Documents and Document Fragments

Mark Birbeck Mark.Birbeck at iedigital.net
Wed Feb 24 15:29:16 GMT 1999



> -----Original Message-----
> From:	Nathan Kurz [SMTP:nate at valleytel.net]
> Sent:	Tuesday, February 23, 1999 11:13 PM
> To:	xml-dev at ic.ac.uk
> Subject:	RE: Documents and Document Fragments
> 
> Mark Birbeck wrote:
> > It's also relevant to document fragments. In previous posts, I was
> > trying to say that as far as a parser is concerned, whether it
> receives
> > a complete XML document by retrieving a file from a disk, a page
> from a
> > web server, or four nodes from an object database is neither here
> nor
> > there. As far as it is concerned, it has an 'XML document'. I called
> > this a 'logical' document because I wanted to indicate that it may
> not
> > actually exist in any physical form, but it is a
> > 'data-object-that-conforms' item, and that if we can process an 'XML
> > document' we can process one node, many nodes or the whole tree. You
> > don't then need to devise another system to process well-formed
> > 'uberdocuments', and yet another to process well-formed 'document
> > fragments' or 'microdocuments' or whatever.
> 
> Although it may reflect the state of existing parsers, I disagree with
> this assessment of how XML parsers must relate to 'XML documents' and
> 'document fragments'.  It seems like it has things backwards.  You
> imply that if a parser is able to process a collection of nodes in one
> particular form, that it is able to process a collection of nodes in
> any arrangement whatsoever.  Perhaps, but not necessarily.
> 
	I think that 'document fragment' *is* a useful term once you are
'inside' the parser.

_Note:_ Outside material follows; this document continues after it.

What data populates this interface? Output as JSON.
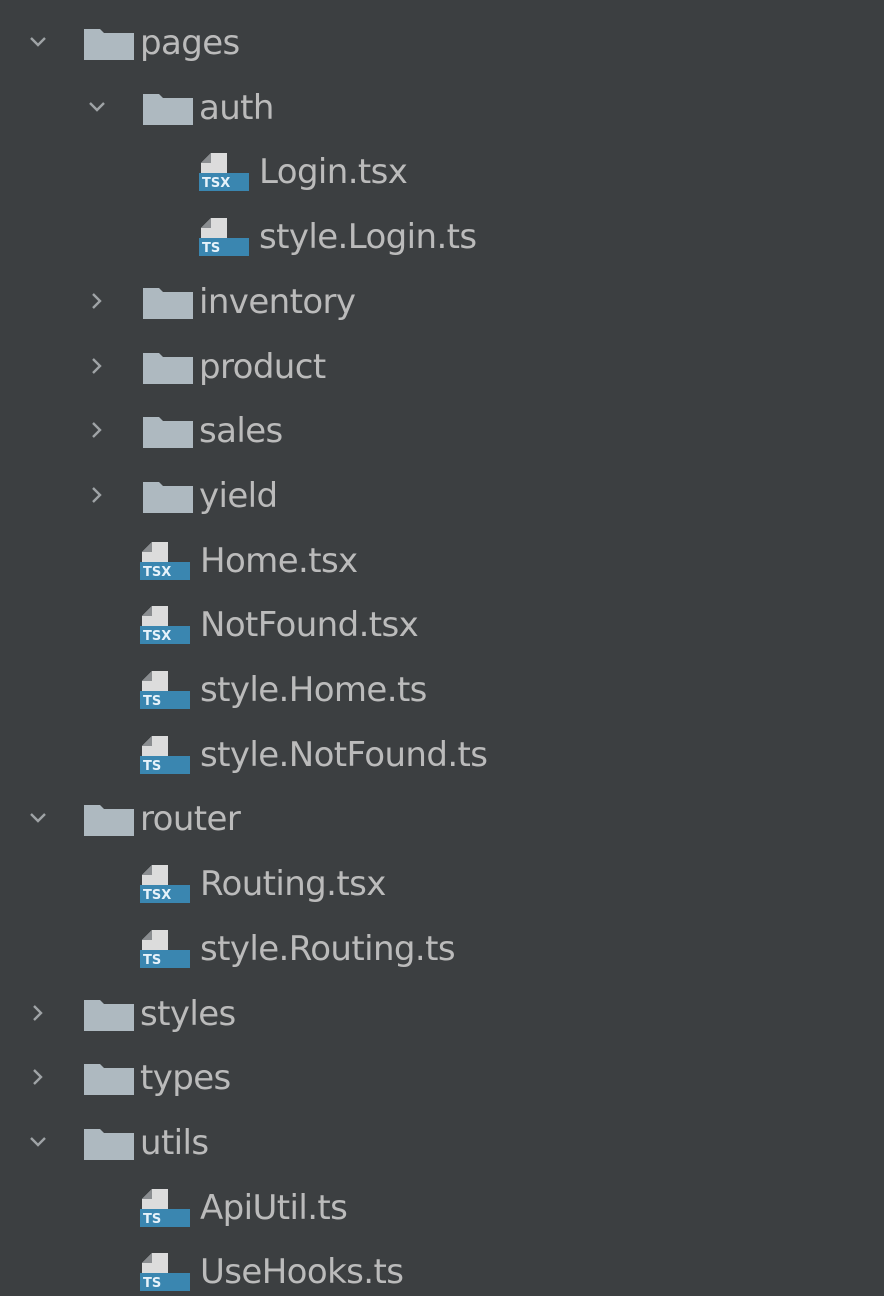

In other words, when you get to the point where you
are processing the physical XML document and want to discuss aspects of
this it is helpful to draw a distinction between the entire document and
pieces of it.

	I don't think it helps though in the prior process of delivery
of information to the parser. As far as I can see in XML 1.0, you can
only deliver a well-formed document to a parser. And even if you have a
database of lots of nodes that you combine to make into XML documents,
you've still presented 'complete' documents to the parser, not
'fragments' or 'microdocuments'.

	In all my comments, my objection is always the seeming
willingness of everyone to introduce extra terminology to supposedly
'clarify', when it is unnecessary, and often confuses.